L'une des questions les plus importantes pour aborder sereinement les soins énergétiques est celle de leur articulation avec la médecine conventionnelle. Trop de praticiens du bien-être entretiennent une opposition factice qui finit par desservir les patients. La réalité de mon expérience est tout autre : la grande majorité de mes consultantes et consultants suivent en parallèle un médecin, parfois plusieurs, et chacun a sa place. Cet article vous propose un cadre clair pour combiner les deux approches sans confusion, dans le respect de votre santé globale.

Le principe d'articulation : complémentarité, pas substitution

Le principe fondateur d'une pratique énergétique sérieuse est qu'elle est complémentaire à la médecine, et non substitutive. Cette distinction est essentielle.

La médecine conventionnelle pose des diagnostics, traite des pathologies identifiées, intervient en urgence quand c'est nécessaire. C'est son champ d'expertise et il n'y en a pas d'autre. Un soin énergétique ne diagnostique pas, ne soigne pas une maladie au sens strict, et n'intervient jamais en remplacement d'un traitement.

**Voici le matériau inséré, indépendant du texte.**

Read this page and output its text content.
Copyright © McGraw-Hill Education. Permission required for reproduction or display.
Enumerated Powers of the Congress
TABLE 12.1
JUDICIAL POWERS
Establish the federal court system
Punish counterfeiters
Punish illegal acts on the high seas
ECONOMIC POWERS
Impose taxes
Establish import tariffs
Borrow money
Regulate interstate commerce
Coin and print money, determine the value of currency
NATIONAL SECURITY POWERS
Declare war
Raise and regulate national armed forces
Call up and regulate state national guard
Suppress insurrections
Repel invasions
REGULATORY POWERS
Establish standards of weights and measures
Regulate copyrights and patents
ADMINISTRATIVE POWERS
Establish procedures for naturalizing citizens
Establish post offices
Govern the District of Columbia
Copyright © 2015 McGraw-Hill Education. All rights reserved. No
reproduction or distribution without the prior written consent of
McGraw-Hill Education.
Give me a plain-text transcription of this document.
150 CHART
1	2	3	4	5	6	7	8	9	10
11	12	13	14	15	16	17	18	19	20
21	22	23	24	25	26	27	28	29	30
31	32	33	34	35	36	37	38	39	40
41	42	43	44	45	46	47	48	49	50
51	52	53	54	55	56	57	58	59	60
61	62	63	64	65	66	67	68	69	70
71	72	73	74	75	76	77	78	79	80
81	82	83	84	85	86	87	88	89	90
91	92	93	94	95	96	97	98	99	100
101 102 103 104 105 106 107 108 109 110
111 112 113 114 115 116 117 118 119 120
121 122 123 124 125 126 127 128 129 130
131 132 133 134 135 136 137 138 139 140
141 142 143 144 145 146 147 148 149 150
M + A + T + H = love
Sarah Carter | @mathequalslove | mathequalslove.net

Le soin énergétique travaille sur une dimension différente : la circulation énergétique, les blocages, la dimension psychosomatique des affections, l'accompagnement émotionnel des passages de vie difficiles. Cette dimension n'est pas couverte par la médecine conventionnelle, qui s'en tient (légitimement) à ce qu'elle peut mesurer.

Concrètement : si vous avez un symptôme nouveau qui vous inquiète, allez d'abord chez votre médecin. Si la médecine a posé un diagnostic et un traitement, suivez-le. Et en parallèle, vous pouvez faire un soin énergétique pour accompagner ce qui se joue à un autre niveau. Les deux ne s'annulent pas, ils se complètent.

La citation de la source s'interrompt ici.